Braalaka tendit les bras pour placer ses mains sur les épaules du commandant, qui culminaient à presque deux têtes aux-dessus des siennes. Elle leva un genou mais ne parvint pas à placer sa jambe au niveau du flanc du phœnix sans se tordre. Elle fronça les sourcils et changea de stratégie : le commandant n'eut pas le temps de s'abaisser pour l'aider qu'elle reposa pied à terre pour mieux prendre son élan, et elle bondit le plus haut possible tout en s'appuyant à l'aide de ses mains. Marco se crispa en prévision du choc et laissa échapper un « hmpf » étouffé lorsque Braalaka atterrit de tout son poids en plein milieu de son dos. La jeune femme serra immédiatement ses jambes contre son abdomen et enroula ses bras autour de son cou afin de ne pas glisser. Il tourna la tête du mieux qu'il put et jeta un coup d'œil par-dessus son épaule :
« T'es obligée de m'étrangler ? fit-il sur le ton de la plaisanterie.
- Oui.
Rakuyou souffla du nez.
- Détends toi Braalaka, imagine que c'est comme un tour de manège, conseilla le moustachu.
Elle lui lança un regard perplexe sans pour autant desserrer sa prise d'un millimètre.
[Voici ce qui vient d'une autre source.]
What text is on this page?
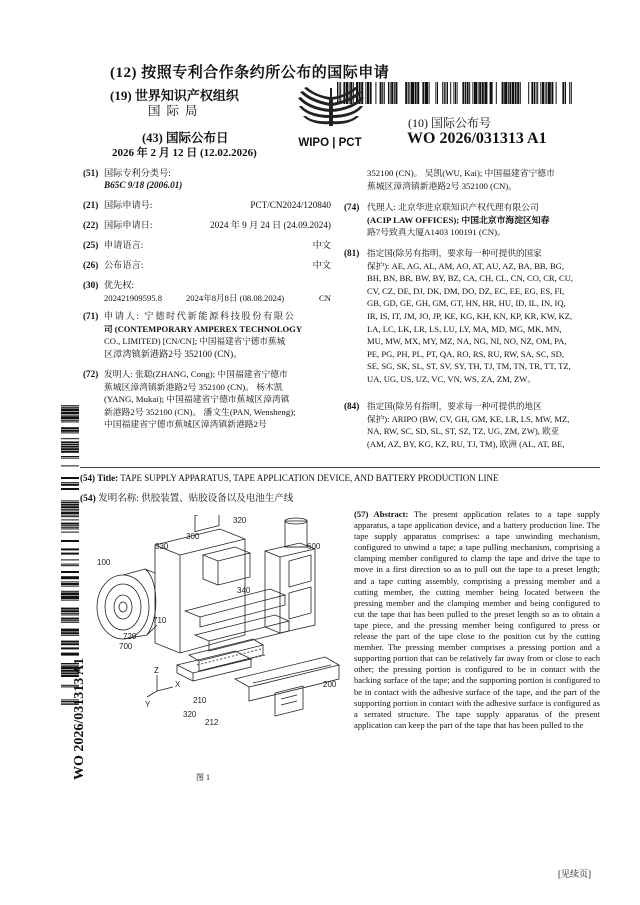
(12) 按照专利合作条约所公布的国际申请
(19) 世界知识产权组织
国际局
(43) 国际公布日
2026 年 2 月 12 日 (12.02.2026)
WIPO | PCT
(10) 国际公布号
WO 2026/031313 A1
WO 2026/031313 A1
(51) 国际专利分类号:
B65C 9/18 (2006.01)
(21) 国际申请号:	PCT/CN2024/120840
(22) 国际申请日:	2024 年 9 月 24 日 (24.09.2024)
(25) 申请语言:	中文
(26) 公布语言:	中文
(30) 优先权:
202421909595.8	2024年8月8日 (08.08.2024)	CN
(71) 申请人: 宁德时代新能源科技股份有限公
司 (CONTEMPORARY AMPEREX TECHNOLOGY
CO., LIMITED) [CN/CN]; 中国福建省宁德市蕉城
区漳湾镇新港路2号 352100 (CN)。
(72) 发明人: 张聪(ZHANG, Cong); 中国福建省宁德市
蕉城区漳湾镇新港路2号 352100 (CN)。 杨木凯
(YANG, Mukai); 中国福建省宁德市蕉城区漳湾镇
新港路2号 352100 (CN)。 潘文生(PAN, Wensheng);
中国福建省宁德市蕉城区漳湾镇新港路2号
352100 (CN)。 吴凯(WU, Kai); 中国福建省宁德市
蕉城区漳湾镇新港路2号 352100 (CN)。
(74) 代理人: 北京华进京联知识产权代理有限公司
(ACIP LAW OFFICES); 中国北京市海淀区知春
路7号致真大厦A1403 100191 (CN)。
(81) 指定国(除另有指明，要求每一种可提供的国家
保护): AE, AG, AL, AM, AO, AT, AU, AZ, BA, BB, BG,
BH, BN, BR, BW, BY, BZ, CA, CH, CL, CN, CO, CR, CU,
CV, CZ, DE, DJ, DK, DM, DO, DZ, EC, EE, EG, ES, FI,
GB, GD, GE, GH, GM, GT, HN, HR, HU, ID, IL, IN, IQ,
IR, IS, IT, JM, JO, JP, KE, KG, KH, KN, KP, KR, KW, KZ,
LA, LC, LK, LR, LS, LU, LY, MA, MD, MG, MK, MN,
MU, MW, MX, MY, MZ, NA, NG, NI, NO, NZ, OM, PA,
PE, PG, PH, PL, PT, QA, RO, RS, RU, RW, SA, SC, SD,
SE, SG, SK, SL, ST, SV, SY, TH, TJ, TM, TN, TR, TT, TZ,
UA, UG, US, UZ, VC, VN, WS, ZA, ZM, ZW。
(84) 指定国(除另有指明，要求每一种可提供的地区
保护): ARIPO (BW, CV, GH, GM, KE, LR, LS, MW, MZ,
NA, RW, SC, SD, SL, ST, SZ, TZ, UG, ZM, ZW), 欧亚
(AM, AZ, BY, KG, KZ, RU, TJ, TM), 欧洲 (AL, AT, BE,
(54) Title: TAPE SUPPLY APPARATUS, TAPE APPLICATION DEVICE, AND BATTERY PRODUCTION LINE
(54) 发明名称: 供胶装置、贴胶设备以及电池生产线
320
300
330
100
340
710
720
700
210
320
212
600
200
Y
X
Z
图 1
(57) Abstract: The present application relates to a tape supply apparatus, a tape application device, and a battery production line. The tape supply apparatus comprises: a tape unwinding mechanism, configured to unwind a tape; a tape pulling mechanism, comprising a clamping member configured to clamp the tape and drive the tape to move in a first direction so as to pull out the tape to a preset length; and a tape cutting assembly, comprising a pressing member and a cutting member, the cutting member being located between the pressing member and the clamping member and being configured to cut the tape that has been pulled to the preset length so as to obtain a tape piece, and the pressing member being configured to press or release the part of the tape close to the position cut by the cutting member. The pressing member comprises a pressing portion and a supporting portion that can be relatively far away from or close to each other; the pressing portion is configured to be in contact with the backing surface of the tape; and the supporting portion is configured to be in contact with the adhesive surface of the tape, and the part of the supporting portion in contact with the adhesive surface is configured as a serrated structure. The tape supply apparatus of the present application can keep the part of the tape that has been pulled to the
[见续页]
Son air concentré qui détonnait avec sa position de chat coincé dans un arbre le fit ricaner. Artie, elle, manifesta son encouragement à la brune en brandissant un pouce en l'air accompagné d'un sourire qui signifiait « ça va aller».
- Prête, yoi ? »
Braalaka hocha la tête. L'instant suivant des panaches de flammes bleues et jaunes jaillirent des épaules de Marco. La jeune femme faillit avoir un mouvement de recul mais se souvint qu'elles ne brûlaient pas. Au contraire, ces flammes diffusaient une sorte de tiédeur réconfortante. Les bras du phœnix se changèrent en ailes où dansait le feu et ses jambes se parèrent de serres à leurs extrémités. Trois longues plumes jaune chatoyant s'élancèrent du bas de son dos pour virevolter souplement derrière lui. Braalaka, qui s'était penchée pour regarder avec émerveillement les ondulations des flammes le long du corps du commandant, se replaça immédiatement lorsqu'il tendit les bras sur le côté. Après un dernier coup d'œil derrière lui Marco effectua simultanément un bond et un puissant coup d'ailes, secouant le bateau et projetant une telle bourrasque sur le pont qu'Artie et Rakuyou plissèrent les paupières. Par réflexe Braalaka avait enfoui son visage entre les omoplates du phœnix et avait encore resserré sa prise, position qu'elle maintint jusqu'à avoir le courage de se redresser. Fendre l'air à cette vitesse lui cinglait les joues mais elle put néanmoins regarder en contre-bas. Le phœnix possédait une force fulgurante, quelques battements d'ailes avaient suffi à les mener si haut que le navire n'était plus qu'une pastille acajou sur la toile bleue de l'océan. Il diminua l'amplitude de ses battement pour continuer l'ascension plus doucement et pouvoir parler sans que ses mots ne soient mâchés par le vent :
« Alors, comment tu te sens ? s'enquit-il.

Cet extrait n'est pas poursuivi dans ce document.